I went into this pull request with two goals. Set standards and rules for the usage of colors. Help the user with more context and confirm intent with destructive actions. I use a lot of colors with the buttons. A real designer would shudder if they saw it. I don’t care. I like the colors. They’re fun and now they are consistent. I clarified the text around different actions. The user must confirm when doing a destructive action like disconnecting an integration.

PR #8 - WhatPulse Code Clean-up

Next, my focus shifted to the backend.

Data storage is a big challenge. In a project like this, source systems format the data one way. Then I must process it and send it to Exist with its formatting requirements. In the live version I use a table unique to each integration that stores the data in the format of the source. Then I calculate aggregated totals by day in another table. Only then, do I send the data for any day where I detected a change. I would send one API call to Exist for each day.

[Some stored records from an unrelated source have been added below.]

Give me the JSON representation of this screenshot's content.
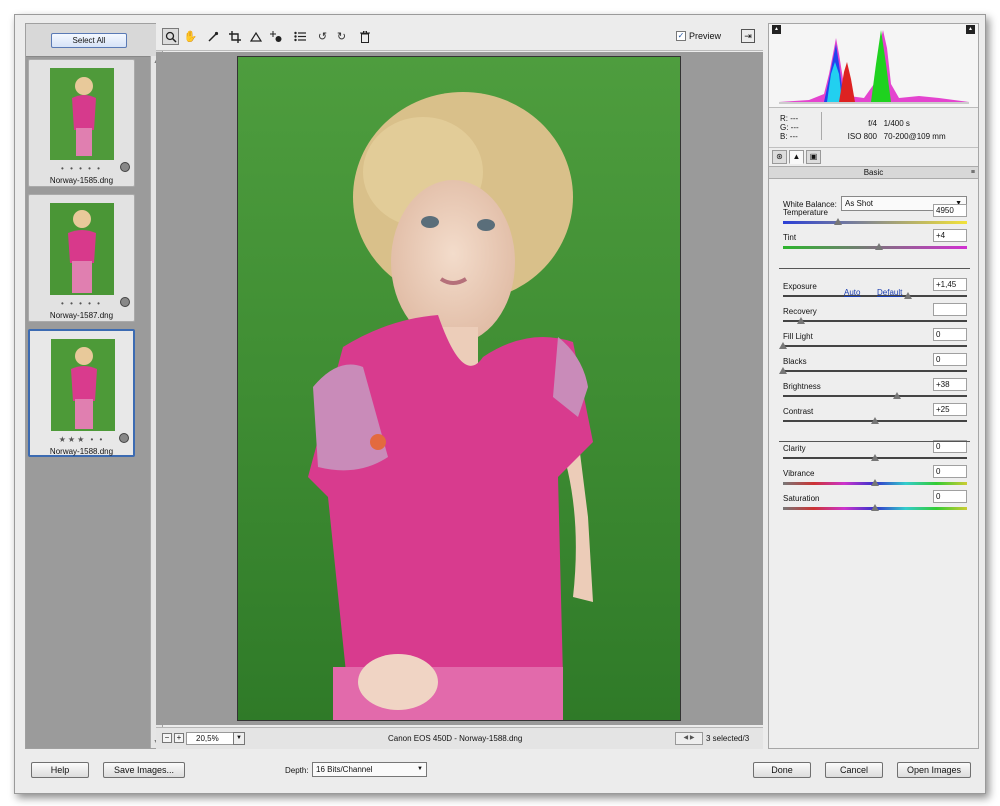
{
  "filmstrip": {
    "select_all": "Select All",
    "thumbnails": [
      {
        "filename": "Norway-1585.dng",
        "stars": "• • • • •",
        "selected": false
      },
      {
        "filename": "Norway-1587.dng",
        "stars": "• • • • •",
        "selected": false
      },
      {
        "filename": "Norway-1588.dng",
        "stars": "★★★ • •",
        "selected": true
      }
    ]
  },
  "toolbar": {
    "tools": [
      "zoom-icon",
      "hand-icon",
      "white-balance-icon",
      "crop-icon",
      "straighten-icon",
      "redeye-icon",
      "list-icon",
      "rotate-left-icon",
      "rotate-right-icon",
      "trash-icon"
    ],
    "preview_label": "Preview",
    "preview_checked": true
  },
  "statusbar": {
    "zoom": "20,5%",
    "camera_info": "Canon EOS 450D  -  Norway-1588.dng",
    "selected": "3 selected/3"
  },
  "info": {
    "r": "R:   ---",
    "g": "G:   ---",
    "b": "B:   ---",
    "aperture": "f/4",
    "shutter": "1/400 s",
    "iso": "ISO 800",
    "lens": "70-200@109 mm"
  },
  "basic": {
    "section_title": "Basic",
    "wb_label": "White Balance:",
    "wb_value": "As Shot",
    "auto": "Auto",
    "default": "Default",
    "adjustments": [
      {
        "label": "Temperature",
        "value": "4950",
        "position": 0.3
      },
      {
        "label": "Tint",
        "value": "+4",
        "position": 0.52
      },
      {
        "label": "Exposure",
        "value": "+1,45",
        "position": 0.68
      },
      {
        "label": "Recovery",
        "value": "",
        "position": 0.1
      },
      {
        "label": "Fill Light",
        "value": "0",
        "position": 0.0
      },
      {
        "label": "Blacks",
        "value": "0",
        "position": 0.0
      },
      {
        "label": "Brightness",
        "value": "+38",
        "position": 0.62
      },
      {
        "label": "Contrast",
        "value": "+25",
        "position": 0.5
      },
      {
        "label": "Clarity",
        "value": "0",
        "position": 0.5
      },
      {
        "label": "Vibrance",
        "value": "0",
        "position": 0.5
      },
      {
        "label": "Saturation",
        "value": "0",
        "position": 0.5
      }
    ]
  },
  "bottom": {
    "help": "Help",
    "save": "Save Images...",
    "depth_label": "Depth:",
    "depth_value": "16 Bits/Channel",
    "done": "Done",
    "cancel": "Cancel",
    "open": "Open Images"
  }
}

This poses challenges that I want to address with the new version.

Take the API calls to Exist for example. For a new user, the site pulls 30 days of data from the source. The first time the site sends data to Exist, there would be 30 API calls to Exist. Then, with users that have a lot of data, the logic the site uses to calculate the values by data slows down. This caused the largest issue with the site to date and is one of the reasons I am doing this write. The YNAB integration deals with a lot of data. The integration processes all financial transactions against the relevant categories. My user had a years worth of data. The logic was slow and caused the server to run at 100% CPU for days. I got around this with a band-aid, by deleting data older than 30 days. Limiting the data stored for each user is an edict with the new version because of this.

I removed the dedicated table related to storing the pulses from WhatPulse. I replaced it with a User Data table that contains the records formatted for Exist. It posed some challenges. I had to split each Pulse record to many lines in the table. With the line, I include a flag on the status in Exist and the response. I plan to use this table for a log view to the end user, but I’m not sure I will do that.

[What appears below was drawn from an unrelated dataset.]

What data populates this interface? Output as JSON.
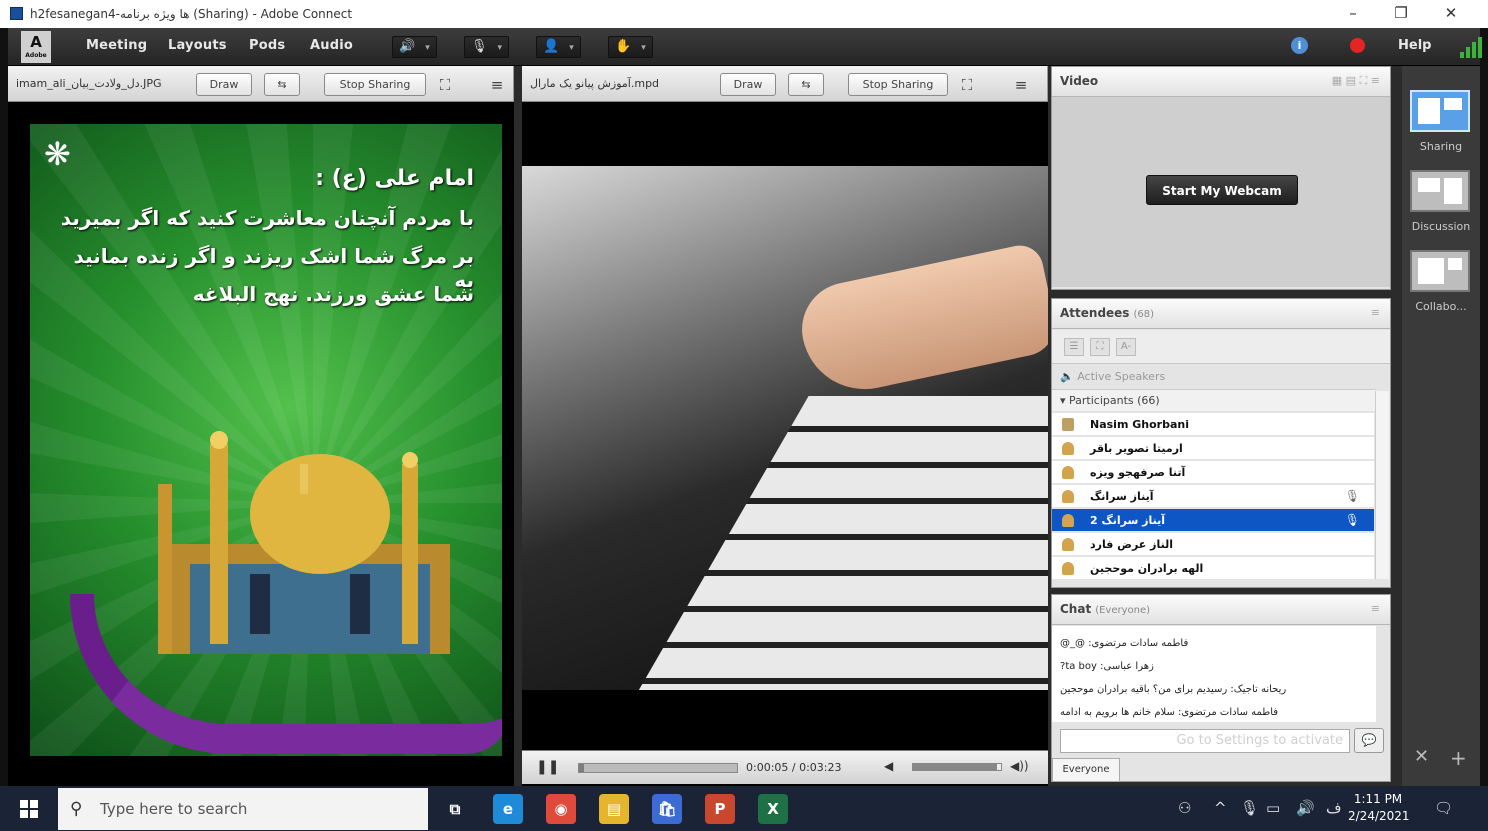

After I pull the data from WhatPulse and format it, the processor will batch up to 35 records to send to Exist. This will limit the calls to Exist and will make me a better API consumer. I did struggle with this. I lose the unique identifier back to my User Data table when batching these. This is important when checking if the calls succeed. 34 could succeed and 1 could fail. I am happy with how I tackled this. It may not be perfect, so I am monitoring this with my user account.

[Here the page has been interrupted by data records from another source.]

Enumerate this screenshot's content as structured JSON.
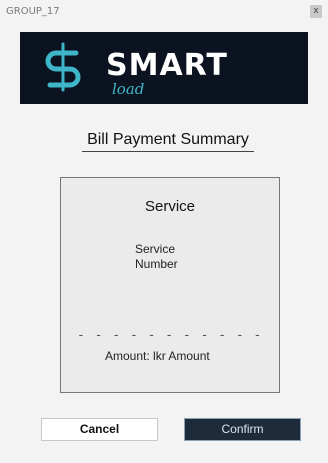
{
  "window": {
    "title": "GROUP_17",
    "close_label": "x"
  },
  "brand": {
    "name": "SMART",
    "sub": "load",
    "accent_color": "#3fb6c8",
    "logo_icon": "dollar-s-icon"
  },
  "page": {
    "title": "Bill Payment Summary"
  },
  "card": {
    "heading": "Service",
    "service_number_line1": "Service",
    "service_number_line2": "Number",
    "divider": "- - - - - - - - - - - - - - - -",
    "amount_label": "Amount: lkr",
    "amount_value": "Amount"
  },
  "actions": {
    "cancel_label": "Cancel",
    "confirm_label": "Confirm"
  }
}
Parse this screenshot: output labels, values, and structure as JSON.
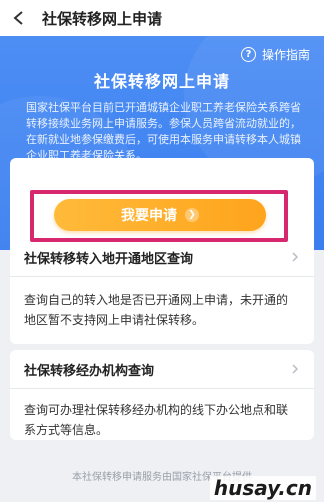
{
  "nav": {
    "title": "社保转移网上申请"
  },
  "banner": {
    "guide_label": "操作指南",
    "headline": "社保转移网上申请",
    "intro": "国家社保平台目前已开通城镇企业职工养老保险关系跨省转移接续业务网上申请服务。参保人员跨省流动就业的，在新就业地参保缴费后，可使用本服务申请转移本人城镇企业职工养老保险关系。"
  },
  "apply": {
    "button_label": "我要申请"
  },
  "sections": [
    {
      "title": "社保转移转入地开通地区查询",
      "desc": "查询自己的转入地是否已开通网上申请，未开通的地区暂不支持网上申请社保转移。"
    },
    {
      "title": "社保转移经办机构查询",
      "desc": "查询可办理社保转移经办机构的线下办公地点和联系方式等信息。"
    }
  ],
  "footer": {
    "text": "本社保转移申请服务由国家社保平台提供"
  },
  "watermark": {
    "text": "husay.cn"
  },
  "colors": {
    "primary": "#3a7ef0",
    "button": "#ffa41c",
    "highlight": "#d6276f"
  }
}
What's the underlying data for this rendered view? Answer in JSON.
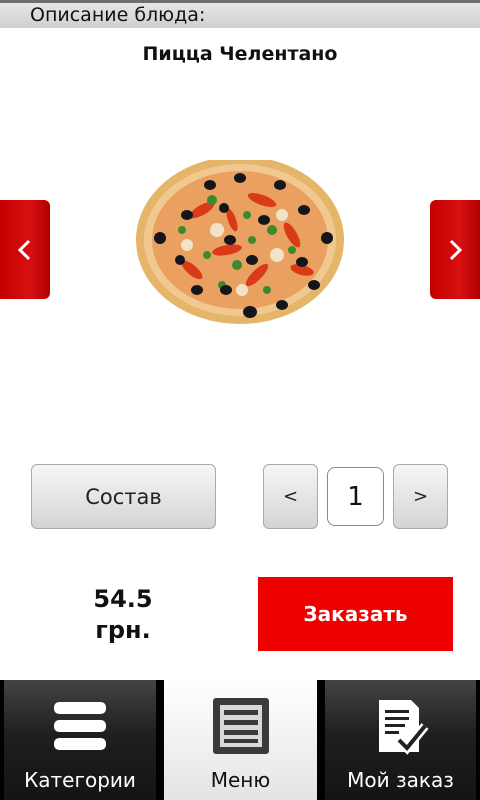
{
  "header": {
    "title": "Описание блюда:"
  },
  "dish": {
    "name": "Пицца Челентано",
    "image": "pizza-image",
    "price_value": "54.5",
    "price_currency": "грн."
  },
  "actions": {
    "composition_label": "Состав",
    "decrease_label": "<",
    "increase_label": ">",
    "quantity": "1",
    "order_label": "Заказать"
  },
  "nav": {
    "prev_icon": "chevron-left-icon",
    "next_icon": "chevron-right-icon"
  },
  "tabs": [
    {
      "label": "Категории",
      "icon": "hamburger-icon",
      "active": false
    },
    {
      "label": "Меню",
      "icon": "menu-list-icon",
      "active": true
    },
    {
      "label": "Мой заказ",
      "icon": "order-checklist-icon",
      "active": false
    }
  ],
  "colors": {
    "accent_red": "#ee0000",
    "arrow_red": "#c40000",
    "tab_dark": "#1f1f1f"
  }
}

I am using the incremental update endpoint. This thing rocks. I no longer have to calculate the data by date. I can send the value and Exist will add the value to the total. I do foresee that it could cause issues with custom attributes. On the Review page for Exist, users can change those values in their UI. I implemented a function that a user can trigger on my site to zero out the values for Exist. Then on the next update, the data will resend and the issues should resolve. It’s not perfect. It is functional though.

With my data edict, I implemented logic to delete anything older than 3 days related to the users. Time will tell if this is enough time to resolve issues with deleted values from the source. For now, this should mean I can continue to run the server with minimal resources.